I mean for myself, these works are originally to deal with… the first piece I did, it dealt with the Yukon and the North and resource extraction. While I was in awe with, when I was up there in the Yukon, this landscape that was so pristine and so gorgeous, the colours, the textures. And beneath that surface, as an artist, as a person who works with materials, I understand where my materials come from, it is from that state.
So in sitting up there, I could actually look at the mountains and you could see that this mountain would have this much coal, this mountain has that much steel, this mountain has this much copper. There's an expression of the value of the commodity that comes from that rich resource and so I wanted to create these pieces that sort of discussed that idea.
Where there is this beautiful surface that people can get lost in. But beneath that surface, beneath these surfaces is resource, is materials. Things that come from that wilderness and are extracted, processed, and we utilize them. All the materials that we use in our daily lives come from the land. And so that’s what the expression behind these works are. In a very simplistic way but it's actually not terribly simplistic if you think about it. So that's where a lot of work comes from.
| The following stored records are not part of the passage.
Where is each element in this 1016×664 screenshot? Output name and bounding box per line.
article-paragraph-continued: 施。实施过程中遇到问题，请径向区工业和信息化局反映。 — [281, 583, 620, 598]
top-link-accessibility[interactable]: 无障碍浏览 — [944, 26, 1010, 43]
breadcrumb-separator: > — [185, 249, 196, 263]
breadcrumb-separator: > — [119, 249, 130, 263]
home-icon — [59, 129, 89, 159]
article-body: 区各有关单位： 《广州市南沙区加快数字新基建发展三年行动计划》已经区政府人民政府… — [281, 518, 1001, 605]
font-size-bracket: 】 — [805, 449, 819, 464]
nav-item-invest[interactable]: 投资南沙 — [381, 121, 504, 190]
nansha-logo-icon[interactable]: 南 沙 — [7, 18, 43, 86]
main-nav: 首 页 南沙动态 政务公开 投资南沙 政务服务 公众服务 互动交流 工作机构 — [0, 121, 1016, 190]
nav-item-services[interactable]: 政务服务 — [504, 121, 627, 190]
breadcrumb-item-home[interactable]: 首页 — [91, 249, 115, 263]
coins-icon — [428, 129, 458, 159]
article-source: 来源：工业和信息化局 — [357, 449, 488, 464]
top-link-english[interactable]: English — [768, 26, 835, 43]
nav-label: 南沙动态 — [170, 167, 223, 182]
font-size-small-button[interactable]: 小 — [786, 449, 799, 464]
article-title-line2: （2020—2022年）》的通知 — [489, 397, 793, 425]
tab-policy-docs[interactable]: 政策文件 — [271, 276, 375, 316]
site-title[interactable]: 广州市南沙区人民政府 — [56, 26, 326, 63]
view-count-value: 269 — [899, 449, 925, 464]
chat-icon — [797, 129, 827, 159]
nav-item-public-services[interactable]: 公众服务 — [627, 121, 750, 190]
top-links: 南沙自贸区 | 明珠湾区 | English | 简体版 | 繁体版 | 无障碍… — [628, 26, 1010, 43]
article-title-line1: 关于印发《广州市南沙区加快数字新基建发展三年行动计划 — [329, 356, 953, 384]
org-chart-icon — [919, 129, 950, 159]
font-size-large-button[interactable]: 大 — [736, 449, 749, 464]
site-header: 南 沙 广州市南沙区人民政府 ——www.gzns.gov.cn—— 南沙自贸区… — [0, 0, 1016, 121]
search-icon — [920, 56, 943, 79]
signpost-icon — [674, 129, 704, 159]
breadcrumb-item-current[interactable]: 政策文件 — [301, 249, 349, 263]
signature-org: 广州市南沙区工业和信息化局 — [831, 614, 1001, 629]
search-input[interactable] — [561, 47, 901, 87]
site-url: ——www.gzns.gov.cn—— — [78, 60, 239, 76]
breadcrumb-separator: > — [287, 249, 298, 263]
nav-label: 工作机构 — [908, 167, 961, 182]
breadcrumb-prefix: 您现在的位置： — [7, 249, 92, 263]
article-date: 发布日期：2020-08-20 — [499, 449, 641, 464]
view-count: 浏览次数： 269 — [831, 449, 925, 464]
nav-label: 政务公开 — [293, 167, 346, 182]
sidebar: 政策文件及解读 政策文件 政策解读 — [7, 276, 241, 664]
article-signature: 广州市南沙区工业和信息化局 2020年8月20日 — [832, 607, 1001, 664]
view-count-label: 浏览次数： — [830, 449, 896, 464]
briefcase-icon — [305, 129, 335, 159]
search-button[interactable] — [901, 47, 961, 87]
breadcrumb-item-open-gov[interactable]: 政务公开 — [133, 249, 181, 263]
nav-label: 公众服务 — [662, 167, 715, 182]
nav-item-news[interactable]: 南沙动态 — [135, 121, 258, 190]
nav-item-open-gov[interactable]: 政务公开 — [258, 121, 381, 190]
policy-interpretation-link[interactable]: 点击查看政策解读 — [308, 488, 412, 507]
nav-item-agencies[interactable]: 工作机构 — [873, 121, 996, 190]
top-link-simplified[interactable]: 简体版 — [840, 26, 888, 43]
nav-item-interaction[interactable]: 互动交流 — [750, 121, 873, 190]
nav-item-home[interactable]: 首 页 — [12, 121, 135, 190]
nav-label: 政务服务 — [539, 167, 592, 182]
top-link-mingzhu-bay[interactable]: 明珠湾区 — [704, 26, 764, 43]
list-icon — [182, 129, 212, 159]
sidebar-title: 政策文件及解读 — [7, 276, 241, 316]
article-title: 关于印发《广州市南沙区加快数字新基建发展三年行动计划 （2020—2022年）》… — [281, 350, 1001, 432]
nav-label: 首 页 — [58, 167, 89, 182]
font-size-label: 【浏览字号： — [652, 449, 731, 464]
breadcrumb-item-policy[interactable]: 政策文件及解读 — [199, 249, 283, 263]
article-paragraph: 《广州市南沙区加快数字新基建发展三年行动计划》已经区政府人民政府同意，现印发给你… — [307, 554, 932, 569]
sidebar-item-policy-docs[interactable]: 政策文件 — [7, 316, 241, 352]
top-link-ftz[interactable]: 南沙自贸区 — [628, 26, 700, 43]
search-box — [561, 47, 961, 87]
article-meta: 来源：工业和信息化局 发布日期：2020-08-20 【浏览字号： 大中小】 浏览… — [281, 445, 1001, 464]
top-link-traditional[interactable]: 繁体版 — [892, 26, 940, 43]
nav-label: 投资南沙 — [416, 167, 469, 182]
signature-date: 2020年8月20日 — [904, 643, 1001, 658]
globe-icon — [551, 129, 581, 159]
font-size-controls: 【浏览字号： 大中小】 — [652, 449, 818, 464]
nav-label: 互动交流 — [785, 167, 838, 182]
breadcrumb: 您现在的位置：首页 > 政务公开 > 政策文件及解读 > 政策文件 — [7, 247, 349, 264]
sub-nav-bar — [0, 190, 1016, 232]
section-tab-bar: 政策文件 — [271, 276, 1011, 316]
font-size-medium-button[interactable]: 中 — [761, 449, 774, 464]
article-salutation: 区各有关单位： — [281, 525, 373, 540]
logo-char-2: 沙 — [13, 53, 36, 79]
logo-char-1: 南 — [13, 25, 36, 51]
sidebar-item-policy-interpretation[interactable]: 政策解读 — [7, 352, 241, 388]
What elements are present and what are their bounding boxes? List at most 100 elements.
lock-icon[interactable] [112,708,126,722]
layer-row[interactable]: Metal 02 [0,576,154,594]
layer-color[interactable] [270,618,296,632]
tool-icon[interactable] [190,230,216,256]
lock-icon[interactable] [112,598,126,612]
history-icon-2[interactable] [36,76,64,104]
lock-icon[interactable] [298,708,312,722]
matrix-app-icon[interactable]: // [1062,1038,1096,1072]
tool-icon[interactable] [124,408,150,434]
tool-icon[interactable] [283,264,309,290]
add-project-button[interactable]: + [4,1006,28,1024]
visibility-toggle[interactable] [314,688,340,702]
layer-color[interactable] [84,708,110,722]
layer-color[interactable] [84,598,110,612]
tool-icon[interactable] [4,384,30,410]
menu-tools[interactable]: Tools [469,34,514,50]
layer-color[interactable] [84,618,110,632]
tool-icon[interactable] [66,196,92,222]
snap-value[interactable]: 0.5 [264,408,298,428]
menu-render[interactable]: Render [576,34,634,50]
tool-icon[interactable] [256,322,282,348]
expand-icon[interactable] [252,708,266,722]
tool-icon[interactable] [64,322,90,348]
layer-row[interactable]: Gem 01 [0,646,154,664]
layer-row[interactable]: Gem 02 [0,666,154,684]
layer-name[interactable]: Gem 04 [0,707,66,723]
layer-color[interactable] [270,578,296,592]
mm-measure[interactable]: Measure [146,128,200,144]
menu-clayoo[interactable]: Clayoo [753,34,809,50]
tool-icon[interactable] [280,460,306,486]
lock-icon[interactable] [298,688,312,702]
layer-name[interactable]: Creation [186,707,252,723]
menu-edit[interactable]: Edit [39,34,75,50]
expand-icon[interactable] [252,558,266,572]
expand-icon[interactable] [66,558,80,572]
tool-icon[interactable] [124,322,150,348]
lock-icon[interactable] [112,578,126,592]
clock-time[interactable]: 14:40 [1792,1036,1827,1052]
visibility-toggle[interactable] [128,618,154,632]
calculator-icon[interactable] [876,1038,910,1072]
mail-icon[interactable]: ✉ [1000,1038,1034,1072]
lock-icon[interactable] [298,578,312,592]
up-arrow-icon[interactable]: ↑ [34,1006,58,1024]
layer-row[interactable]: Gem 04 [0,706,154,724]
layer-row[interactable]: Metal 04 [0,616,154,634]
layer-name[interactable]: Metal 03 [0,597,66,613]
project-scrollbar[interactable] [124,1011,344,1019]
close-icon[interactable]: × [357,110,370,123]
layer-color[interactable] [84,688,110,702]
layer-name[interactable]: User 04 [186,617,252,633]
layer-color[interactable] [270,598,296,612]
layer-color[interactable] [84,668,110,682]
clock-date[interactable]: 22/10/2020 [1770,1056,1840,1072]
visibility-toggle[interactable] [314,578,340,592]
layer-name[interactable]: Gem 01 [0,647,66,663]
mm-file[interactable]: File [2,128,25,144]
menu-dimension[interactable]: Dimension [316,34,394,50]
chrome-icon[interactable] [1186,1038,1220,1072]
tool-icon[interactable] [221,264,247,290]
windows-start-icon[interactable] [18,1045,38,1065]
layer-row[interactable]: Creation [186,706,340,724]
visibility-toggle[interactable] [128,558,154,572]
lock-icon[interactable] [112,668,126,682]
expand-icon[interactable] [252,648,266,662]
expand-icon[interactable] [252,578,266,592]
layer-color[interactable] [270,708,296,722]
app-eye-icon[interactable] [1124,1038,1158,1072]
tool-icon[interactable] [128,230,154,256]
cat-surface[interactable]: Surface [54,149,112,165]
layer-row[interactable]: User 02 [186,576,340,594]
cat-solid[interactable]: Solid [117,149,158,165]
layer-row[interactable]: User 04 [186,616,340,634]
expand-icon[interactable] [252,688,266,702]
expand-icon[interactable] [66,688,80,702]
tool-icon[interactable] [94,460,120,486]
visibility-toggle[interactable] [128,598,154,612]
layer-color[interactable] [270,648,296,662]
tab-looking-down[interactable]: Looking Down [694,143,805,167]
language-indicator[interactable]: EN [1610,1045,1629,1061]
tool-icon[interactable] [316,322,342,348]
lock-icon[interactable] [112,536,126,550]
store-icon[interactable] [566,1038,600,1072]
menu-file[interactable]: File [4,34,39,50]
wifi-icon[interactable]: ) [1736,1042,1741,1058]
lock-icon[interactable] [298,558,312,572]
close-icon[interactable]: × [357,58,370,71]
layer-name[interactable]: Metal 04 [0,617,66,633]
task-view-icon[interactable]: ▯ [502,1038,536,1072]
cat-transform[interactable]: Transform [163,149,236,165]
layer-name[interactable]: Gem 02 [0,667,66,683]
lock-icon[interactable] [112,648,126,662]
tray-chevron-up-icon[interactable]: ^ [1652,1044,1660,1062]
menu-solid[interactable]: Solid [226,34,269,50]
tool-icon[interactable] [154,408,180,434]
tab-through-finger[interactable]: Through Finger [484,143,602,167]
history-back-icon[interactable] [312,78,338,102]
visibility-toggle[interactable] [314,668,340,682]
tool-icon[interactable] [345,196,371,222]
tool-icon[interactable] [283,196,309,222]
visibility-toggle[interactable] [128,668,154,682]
For this exhibition itself is very much about my grandparents and returning home, about three years ago now, I was able to see where they came from and see the changes. So it was a small trading community it used to be a sawmill town which basically is all gone now. The only two things that are really left standing are the embankment, which the train used to travel on and they've actually torn up the tracks so all the railway ties, the rails are gone. All the houses of the community are pretty much gone now, as well as the docks. It was very much a fishing community as well. It was where my grandparents lived, it was their trapline. So they grew up in the wilderness, or close to civilization in the wintertime, that was where the summer house was. And so it was an interesting experience to see that and also to see the embankment and the hydro poles, the telegraph poles were still there and they're still standing. It was interesting wheb these polls had returned to nature because they were no longer separated from the wilderness, the wilderness had encroached around them.
So you can sort of see these trees, or these sentinels in a sense, these objects that were guardians for us, to carry our communications which allowed us to go into wilderness and to be still connected to the rest of the world.
Where they are now standing without wires in the forest and it's sort of… I've always had this appreciation for telephone poles and hydro poles just because, in a sense that they've lived a full life, that they were these trees that had lived and had essentially been delimbed, derouted, and debarked and preserved and then basically brought back out and situated next to the forest. And this is an interesting experience where you know it's preserved and it stands there as part of us. It's a stand in for us, as far as how we encroached on nature but at the same time having something get left behind.
There is a series of drawings in this exhibition, Wireless, and not in the sense of urbanness, where you think about wireless, as being free of wires. It's being free of wires, but it is being left. It is being isolated. While we think of it as being freed up. Sort of wanting to deal with those ideas and these issues.